Uno dei motivi che rendono in molti casi inadeguati o insufficienti i modelli generici di informativa, è proprio il fatto di non considerare quelle attività specifiche che ogni azienda potrebbe compiere al suo interno. Aspetti peculiari che quasi per certo il consulente del lavoro o il service per l’elaborazione paghe non conoscono.
Un titolare del trattamento dovrebbe essere consapevole che alcune attività implicano un’ulteriore raccolta di dati personali e dovrebbe pertanto valutarle con attenzione.
A tal proposito, a titolo non esaustivo, elenchiamo alcuni elementi che possono richiedere azioni aggiuntive:
- badge, app su smartphone o altri sistemi per la rilevazione presenze;
- diffusione di immagini del personale tramite social media o altri canali di comunicazione dell’azienda;
- impianto di videosorveglianza;
- sistemi di rilevazione GPS su veicoli aziendali;
- sistemi di controllo accessi tramite impronta digitale.
Si tenga presente che molte di queste attività richiedono informative e procedure specifiche aggiuntive e in alcuni casi anche il rispetto delle prescrizioni previste dal già citato Art. 4 L. 300/70 sul controllo a distanza dei lavoratori.
Inoltre, qualora a dipendenti e collaboratori siano affidati degli strumenti di lavoro, quali indirizzo di posta elettronica e computer, si devono predisporre policy e/o regolamenti interni che descrivano le misure di sicurezza applicate e le modalità di gestione ed eventuale controllo/verifica di questi mezzi da parte del titolare.

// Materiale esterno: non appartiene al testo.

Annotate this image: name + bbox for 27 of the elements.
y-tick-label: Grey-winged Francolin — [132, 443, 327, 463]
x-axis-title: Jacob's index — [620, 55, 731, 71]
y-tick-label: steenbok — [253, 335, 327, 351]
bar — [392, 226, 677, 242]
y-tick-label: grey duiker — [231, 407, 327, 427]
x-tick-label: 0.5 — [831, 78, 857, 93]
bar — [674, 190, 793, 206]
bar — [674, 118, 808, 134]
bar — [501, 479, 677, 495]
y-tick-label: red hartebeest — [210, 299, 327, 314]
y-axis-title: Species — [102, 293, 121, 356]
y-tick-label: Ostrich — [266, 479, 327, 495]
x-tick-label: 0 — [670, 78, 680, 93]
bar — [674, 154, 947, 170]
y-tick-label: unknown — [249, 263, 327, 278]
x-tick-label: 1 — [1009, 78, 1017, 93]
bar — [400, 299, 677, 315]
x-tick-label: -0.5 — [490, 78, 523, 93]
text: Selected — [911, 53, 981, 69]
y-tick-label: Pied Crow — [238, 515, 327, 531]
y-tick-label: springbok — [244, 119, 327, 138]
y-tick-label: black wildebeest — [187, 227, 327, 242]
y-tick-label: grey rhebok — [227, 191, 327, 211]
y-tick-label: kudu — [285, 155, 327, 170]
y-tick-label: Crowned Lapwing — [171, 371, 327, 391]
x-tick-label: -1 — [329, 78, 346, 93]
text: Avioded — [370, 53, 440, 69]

In tal senso possono essere utili le Linee guida del Garante per posta elettronica e internet del 2007.
Stabilire una procedura per la consegna dei documenti ai fini privacy
Una volta definiti i contenuti da predisporre è necessario attuare una procedura, il più possibile semplice, per la consegna e l’attestazione di ricezione di tutti i documenti relativi al trattamento che il titolare intende fornire al dipendente.

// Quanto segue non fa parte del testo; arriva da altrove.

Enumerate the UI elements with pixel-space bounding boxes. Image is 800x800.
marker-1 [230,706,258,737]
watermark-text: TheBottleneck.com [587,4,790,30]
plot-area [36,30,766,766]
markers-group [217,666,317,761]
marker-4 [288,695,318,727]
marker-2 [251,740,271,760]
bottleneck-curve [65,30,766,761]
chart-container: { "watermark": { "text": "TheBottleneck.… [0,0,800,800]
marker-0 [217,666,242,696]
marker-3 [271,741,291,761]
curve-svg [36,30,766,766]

Vi sono diversi modi di svolgere quest’attività, l’importante è che sia chiaramente definita e possibilmente limiti le copie di documenti in circolazione, poiché più firme su più fogli vuol dire anche maggior sforzo per tracciare e archiviare il materiale.

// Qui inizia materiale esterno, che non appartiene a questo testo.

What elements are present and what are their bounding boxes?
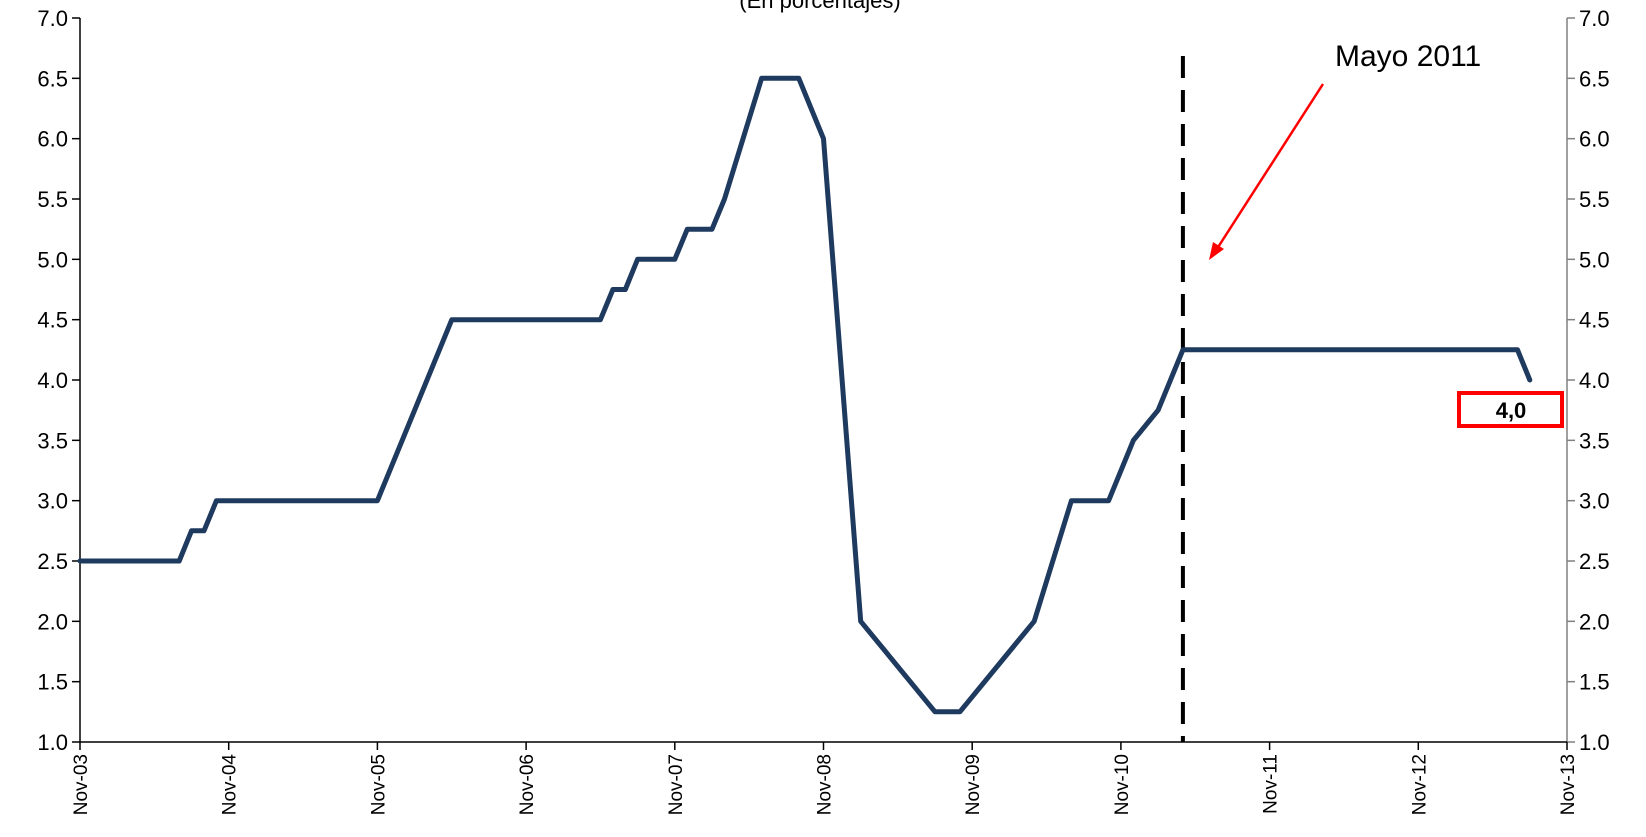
x-tick-label: Nov-03 <box>71 754 92 815</box>
event-arrowhead <box>1209 242 1224 260</box>
left-y-ticks: 1.0 1.5 2.0 2.5 3.0 3.5 4.0 4.5 5.0 5.5 6.0 6.5 7.0 <box>37 6 80 755</box>
left-y-tick-label: 6.0 <box>37 127 68 152</box>
right-y-tick-label: 1.0 <box>1579 730 1610 755</box>
x-tick-label: Nov-09 <box>963 754 984 815</box>
x-tick-label: Nov-07 <box>666 754 687 815</box>
last-value-rect <box>1457 391 1564 428</box>
last-value-label: 4,0 <box>1496 398 1527 423</box>
right-y-tick-label: 7.0 <box>1579 6 1610 31</box>
x-tick-label: Nov-13 <box>1558 754 1579 815</box>
left-y-tick-label: 4.5 <box>37 308 68 333</box>
right-y-tick-label: 5.5 <box>1579 187 1610 212</box>
policy-rate-line <box>77 75 1533 715</box>
left-y-tick-label: 2.0 <box>37 609 68 634</box>
axes <box>79 18 1568 743</box>
right-y-tick-label: 6.0 <box>1579 127 1610 152</box>
left-y-tick-label: 1.0 <box>37 730 68 755</box>
right-y-tick-label: 1.5 <box>1579 670 1610 695</box>
event-label: Mayo 2011 <box>1335 40 1481 73</box>
x-tick-label: Nov-12 <box>1409 754 1430 815</box>
left-y-tick-label: 1.5 <box>37 670 68 695</box>
right-y-tick-label: 2.0 <box>1579 609 1610 634</box>
x-tick-label: Nov-10 <box>1112 754 1133 815</box>
right-y-tick-label: 2.5 <box>1579 549 1610 574</box>
chart-title: (En porcentajes) <box>739 0 900 13</box>
x-tick-label: Nov-11 <box>1261 754 1282 814</box>
left-y-tick-label: 3.5 <box>37 428 68 453</box>
x-tick-label: Nov-04 <box>220 754 241 816</box>
left-y-tick-label: 4.0 <box>37 368 68 393</box>
left-y-tick-label: 2.5 <box>37 549 68 574</box>
right-y-tick-label: 3.0 <box>1579 489 1610 514</box>
event-annotation: Mayo 2011 <box>1209 40 1481 260</box>
left-y-tick-label: 5.5 <box>37 187 68 212</box>
left-y-tick-label: 3.0 <box>37 489 68 514</box>
right-y-tick-label: 3.5 <box>1579 428 1610 453</box>
x-tick-label: Nov-06 <box>517 754 538 815</box>
left-y-tick-label: 5.0 <box>37 247 68 272</box>
event-arrow <box>1211 83 1325 256</box>
right-y-tick-label: 6.5 <box>1579 66 1610 91</box>
x-ticks: Nov-03 Nov-04 Nov-05 Nov-06 Nov-07 Nov-08 Nov-… <box>71 742 1579 815</box>
left-y-tick-label: 6.5 <box>37 66 68 91</box>
x-tick-label: Nov-05 <box>368 754 389 815</box>
left-y-tick-label: 7.0 <box>37 6 68 31</box>
right-y-tick-label: 4.0 <box>1579 368 1610 393</box>
right-y-tick-label: 5.0 <box>1579 247 1610 272</box>
last-value-box: 4,0 <box>1457 391 1564 428</box>
right-y-ticks: 1.0 1.5 2.0 2.5 3.0 3.5 4.0 4.5 5.0 5.5 6.0 6.5 7.0 <box>1567 6 1610 755</box>
x-tick-label: Nov-08 <box>815 754 836 815</box>
right-y-tick-label: 4.5 <box>1579 308 1610 333</box>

Un approccio valido a tal fine potrebbe essere aggiungere un’informativa breve sull’attività di trattamento in fondo alla lettera di assunzione. Il testo dovrebbe descrivere brevemente finalità e modalità del trattamento, i diritti dell’interessato e rimandare all’informativa completa, alle policy e agli altri documenti che verranno consegnati in copia. Apponendo la firma all’assunzione il dipendente, oltre ad accettare le condizioni proposte, attesterà anche la ricezione dei documenti ai fini privacy. Questo sempre che non sia necessario firmare moduli specifici.